CPtart · 28/05/2016 16:58

I wasn't suggesting that bf and working isn't possible. I went back to a stressful job (NHS) and had zero family help with the DC. I didn't want to throw the hassle of pumping and night feeds into the mix. If people want to work and continue bf..great. By that stage I was all for relieving the pressure on myself and making life easier.

minifingerz · 28/05/2016 17:06

Notyoda - re: formula feeding experiences vein less variable, women who ff are also fairly like to report problems (at least according to the government's infant feeding survey, done every five years, though now discontinued). But the problems are more likely to do with the baby (unsatisfied after feeds, taking overly large/small feeds, vomiting, constipation, thrush) than the mother, so more likely seem to be just part of normal baby behaviour and less to do with feeding method.

43percentburnt · 28/05/2016 17:06

I think for the first few weeks after birth breastfeeding is natures way of ensuring mum sits down and rests regularly. I appreciate this is more difficult if you have a toddler.

I bf ds for just over 2 years but I also co slept, I expressed at work until he was a year old.

I'm currently ebf twins - it is exhausting (but not as exhausting as the pregnancy) - I'm always hungry! They both have quite bad reflux so I reckon I'm really feeding the equivalent of 3 babies Grin hence how much I'm eating.

When I returned to work after having ds I liked getting in from work, sitting down and spending 30 minutes feeding and snuggling. I hope to do that with dt.

minifingerz · 28/05/2016 17:07

'By that stage I was all for relieving the pressure on myself and making life easier.'

Do formula fed babies not feed at night then? Hmm

NotYoda · 28/05/2016 17:08

mini

Someone else can feed them. Especially good if you have PND.

43percentburnt · 28/05/2016 17:11

Sorry posted too soon.

I'm not convinced women are truly prepared on breastfeeding and the fact it can be tough the first few weeks. A good UNICEF baby friendly hospital with a dedicated lactation consultant makes a massive difference (and should be a consideration) for a new mother wanting to bf. Not enough support/knowledge in many hospitals unfortunately.

NotYoda · 28/05/2016 17:13

43percentburnt

Agree. And then women are left in pain, feeling guilty, and arguing with each other about it

NotYoda · 28/05/2016 17:14

... only arguing on MN though. Not actually in Real Life. Possibly silently judging, mind. But not arguing Wink

YokoUhOh · 28/05/2016 17:18

I'm a bit of a lone voice here but I'm on Day 6 with DS2 and my main focus since he arrived has been to crack the breastfeeding early and get comfy with it.

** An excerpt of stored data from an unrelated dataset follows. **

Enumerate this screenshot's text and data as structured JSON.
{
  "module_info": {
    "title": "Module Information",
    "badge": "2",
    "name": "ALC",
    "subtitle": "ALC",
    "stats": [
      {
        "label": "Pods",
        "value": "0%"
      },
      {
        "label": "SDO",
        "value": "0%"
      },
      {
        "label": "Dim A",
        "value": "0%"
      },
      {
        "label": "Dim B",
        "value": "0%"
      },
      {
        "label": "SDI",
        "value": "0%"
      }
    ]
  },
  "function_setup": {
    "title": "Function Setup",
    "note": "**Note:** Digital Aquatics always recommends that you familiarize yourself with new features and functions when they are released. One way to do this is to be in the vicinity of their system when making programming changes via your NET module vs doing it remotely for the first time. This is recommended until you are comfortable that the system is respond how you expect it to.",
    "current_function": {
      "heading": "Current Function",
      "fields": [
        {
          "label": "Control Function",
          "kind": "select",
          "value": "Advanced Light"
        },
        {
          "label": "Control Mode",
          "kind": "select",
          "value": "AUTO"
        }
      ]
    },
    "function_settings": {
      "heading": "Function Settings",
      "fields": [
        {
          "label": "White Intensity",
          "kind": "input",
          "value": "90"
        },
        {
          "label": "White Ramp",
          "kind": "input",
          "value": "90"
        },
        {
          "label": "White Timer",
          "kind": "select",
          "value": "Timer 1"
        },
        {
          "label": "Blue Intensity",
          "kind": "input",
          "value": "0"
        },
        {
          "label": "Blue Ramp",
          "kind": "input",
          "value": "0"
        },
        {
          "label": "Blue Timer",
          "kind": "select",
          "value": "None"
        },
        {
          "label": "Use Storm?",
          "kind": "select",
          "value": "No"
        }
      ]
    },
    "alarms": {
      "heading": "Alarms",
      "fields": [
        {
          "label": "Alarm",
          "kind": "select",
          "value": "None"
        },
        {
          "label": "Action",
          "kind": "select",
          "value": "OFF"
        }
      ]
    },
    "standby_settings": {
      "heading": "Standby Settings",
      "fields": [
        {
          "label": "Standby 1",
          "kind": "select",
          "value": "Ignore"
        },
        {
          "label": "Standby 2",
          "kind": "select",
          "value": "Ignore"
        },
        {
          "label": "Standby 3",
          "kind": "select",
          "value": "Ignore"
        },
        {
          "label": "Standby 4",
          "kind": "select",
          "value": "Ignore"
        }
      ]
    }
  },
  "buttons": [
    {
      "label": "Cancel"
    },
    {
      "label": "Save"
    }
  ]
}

It's tough but I now know from nearly 3 years of BF DS1 that it hurts a lot until you get the latch right, you get engorged boobs to start with and need to keep feeding to get them back to normal, that BF babies feed a shitload in the evenings and at night, and that you need to feed on demand for it to work.

My next step is to crack feeding in the sling, so that I can get out and about for longer with DS1.

I'm very pro-breastfeeding, but totally appreciate that everyone does what works for them. Breastfeeding can be incredibly efficient and convenient when you're armed with the right info and support.